Senator Marina Silva gets prize in the US

At 16, when disease forced her to go to the city, rubber-tapper Marina Silva
was still illiterate. Twenty two years later, now a senator in the Brazilian congress,
she comes to the US to receive a prize for her work in preserving the environment.

Violet Welles

The press release for the Goldman Environment Prize describes the 1996 winners as “heroes of the earth.” The
press release does not exaggerate.

This year the six people awarded the top environmental prize on the planet include a young Mexican who refused
to stop his “grass roots” activities in the forests of Chihuahua despite three attempts on his life by drug lords and
logging companies. Also included among the winners is an Ugandan journalist who used the front pages of his paper to
expose dangerous illegal mining and wildlife smuggling rings.

And very, very high among the “heroes of the earth” is Marina Silva. At 38, Silva is the first
seringueira ever elected to the Brazilian Federal Senate. In Brasília, and throughout the rest of the country, she is known as a dedicated
fighter for the Amazonian rain forest and its traditional people.

In San Francisco recently to collect her share of the Goldman Prize which include a $75,000 check, the
dark-eyed, fragile-looking Silva spoke, eloquently about the misconceptions that still persist about her home territory.

“Amazônia is not an empty space that needs to be occupied. It
has been occupied by traditional people, doing
different activities, for thousands of years.”

Silva’s large, impoverished family which lived in Rio Branco, Acre, were among these people. By 11 she was
hunting, fishing and rubber tapping. Unschooled and illiterate, she had formal knowledge in only one area — she knew
just enough arithmetic to keep rubber buyers from cheating her family.

At 16, the still illiterate girl caught hepatitis and went to the city, alone, for treatment. Working as a maid by day,
she attended classes by night. In three years she had raced through elementary school, junior high school and high
school in record time. At 20, with a bachelor’s degree in history she was deeply involved in the student movement
fighting the military dictatorship.

But true commitment came in the early 1980’s when she returned to Acre and began working with rubber-tapper
leader, Chico Mendes.

Today, there is an almost mythic ring to the struggle of the
seringueiros against the cattle ranchers who
were destroying the forest, and destabilizing their communities. In those days it was more immediate, more dangerous.

 

With everything on their side, including government subsidies, the powerful ranchers demanded more and
more pasture land, using any means of persuasion they could. Rural violence escalated. The local economy plunged.
Clearly, something had to do to turn the situation around.

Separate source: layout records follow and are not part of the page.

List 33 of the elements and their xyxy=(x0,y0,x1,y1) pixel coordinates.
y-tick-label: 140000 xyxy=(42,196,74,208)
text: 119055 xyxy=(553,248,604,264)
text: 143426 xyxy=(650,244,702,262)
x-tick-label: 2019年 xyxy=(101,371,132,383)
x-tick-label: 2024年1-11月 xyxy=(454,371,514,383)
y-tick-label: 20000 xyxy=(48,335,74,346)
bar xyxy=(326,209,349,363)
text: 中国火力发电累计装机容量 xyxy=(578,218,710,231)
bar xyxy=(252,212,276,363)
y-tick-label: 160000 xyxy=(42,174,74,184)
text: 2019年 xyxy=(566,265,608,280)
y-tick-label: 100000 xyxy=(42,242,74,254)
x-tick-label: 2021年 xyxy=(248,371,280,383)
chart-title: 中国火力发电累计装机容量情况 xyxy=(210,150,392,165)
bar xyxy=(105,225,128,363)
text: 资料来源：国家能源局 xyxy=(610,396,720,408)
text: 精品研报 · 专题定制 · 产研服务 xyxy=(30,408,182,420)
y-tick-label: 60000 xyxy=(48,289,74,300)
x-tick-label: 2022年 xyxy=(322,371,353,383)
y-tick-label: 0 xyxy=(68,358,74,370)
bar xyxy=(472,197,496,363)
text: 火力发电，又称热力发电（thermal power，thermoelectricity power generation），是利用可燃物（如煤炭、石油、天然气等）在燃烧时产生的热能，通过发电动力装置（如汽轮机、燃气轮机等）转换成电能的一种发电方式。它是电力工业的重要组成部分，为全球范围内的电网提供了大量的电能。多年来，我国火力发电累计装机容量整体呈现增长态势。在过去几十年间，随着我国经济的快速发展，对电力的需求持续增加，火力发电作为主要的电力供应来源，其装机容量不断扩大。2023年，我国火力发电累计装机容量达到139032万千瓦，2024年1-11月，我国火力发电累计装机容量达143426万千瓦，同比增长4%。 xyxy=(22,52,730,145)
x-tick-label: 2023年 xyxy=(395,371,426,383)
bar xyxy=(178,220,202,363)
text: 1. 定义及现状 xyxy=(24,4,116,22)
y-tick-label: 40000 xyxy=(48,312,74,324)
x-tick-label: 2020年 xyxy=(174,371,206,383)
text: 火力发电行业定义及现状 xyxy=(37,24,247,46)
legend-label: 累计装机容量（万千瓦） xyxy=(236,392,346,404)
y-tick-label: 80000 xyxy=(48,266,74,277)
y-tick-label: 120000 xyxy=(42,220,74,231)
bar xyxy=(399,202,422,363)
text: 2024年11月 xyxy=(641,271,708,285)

The “something” were the empates, huge but peaceful demonstrations by
seringueiros which literally stopped ranch hands in their tracks and convinced them to end their destruction of the forest. Even today, the
empates are considered a prime example of grass roots’ resistance to environmental assault.

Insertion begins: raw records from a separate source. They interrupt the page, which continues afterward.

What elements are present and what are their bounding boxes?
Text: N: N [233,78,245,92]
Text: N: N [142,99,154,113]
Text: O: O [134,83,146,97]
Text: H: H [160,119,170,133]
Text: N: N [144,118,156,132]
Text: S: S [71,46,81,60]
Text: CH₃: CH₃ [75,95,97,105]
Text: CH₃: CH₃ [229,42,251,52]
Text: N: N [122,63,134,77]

But not everyone was persuaded by Mendes’ peaceful beliefs. In 1988 he was murdered by rancher Darcy Alves.

“When they killed Chico, they thought they would kill the movement,” said Silva, who had a price on her head
during much of this period. “But the movement is now bigger and stronger than ever.”

Proof. One of Mendes’ dreams was to create sustainable extractive reserves in the rain forest where useful
products such as rubber and nuts could be removed without destroying the forest. Largely through Silva’s continuing
activities, Acre today has extractive reserves covering two million hectares of forest, managed by the traditional
communities that inhabit them.

Another proof of progress. In 1994, Silva — impoverished rubber tapper, illiterate teen-ager, worker-activist,
traditional outsider — became an insider, the first
seringueira ever elected to the Brazilian Federal Senate, a person in a
powerful position to represent the rain forest and the rights of the people who live there.

Just as, earlier, the sweep of cattle-owners into the
Amazon was an obvious invasion of the territory, more recently a more
subtle invasion has also been going on. It is one in which researchers
and laboratories take the genetic resources of a region for their own
profit no matter what the cost to the community or, for that matter, to
the country as a whole.

One of Silva’s main pieces of legislation has been a law to limit access to genetic resources and give traditional
people a voice in their control. But even with improvements, Silva has mixed feelings about the progress being made
towards improving life in Amazônia.

“Yes, the Cardoso government has many good people in it, with good experience, concerned about social and
agrarian reforms. But mostly the government is concerned about economic stabilization, fighting inflation. Until the
govern

ment is willing to invest in education, job programs, health care and agrarian reform, until the government is
willing to commit real resources, unrest will continue, people will go on dying, like the 20 killed recently in
demonstrations in Pará.”

But Silva still hopes to see a better world, one in which we will finally learn “not to sacrifice the treasure of
millennia for the profits of a decade.”

Says she, “St. Thomas said to see is to believe. I think we must invert that. To see, first we must believe!”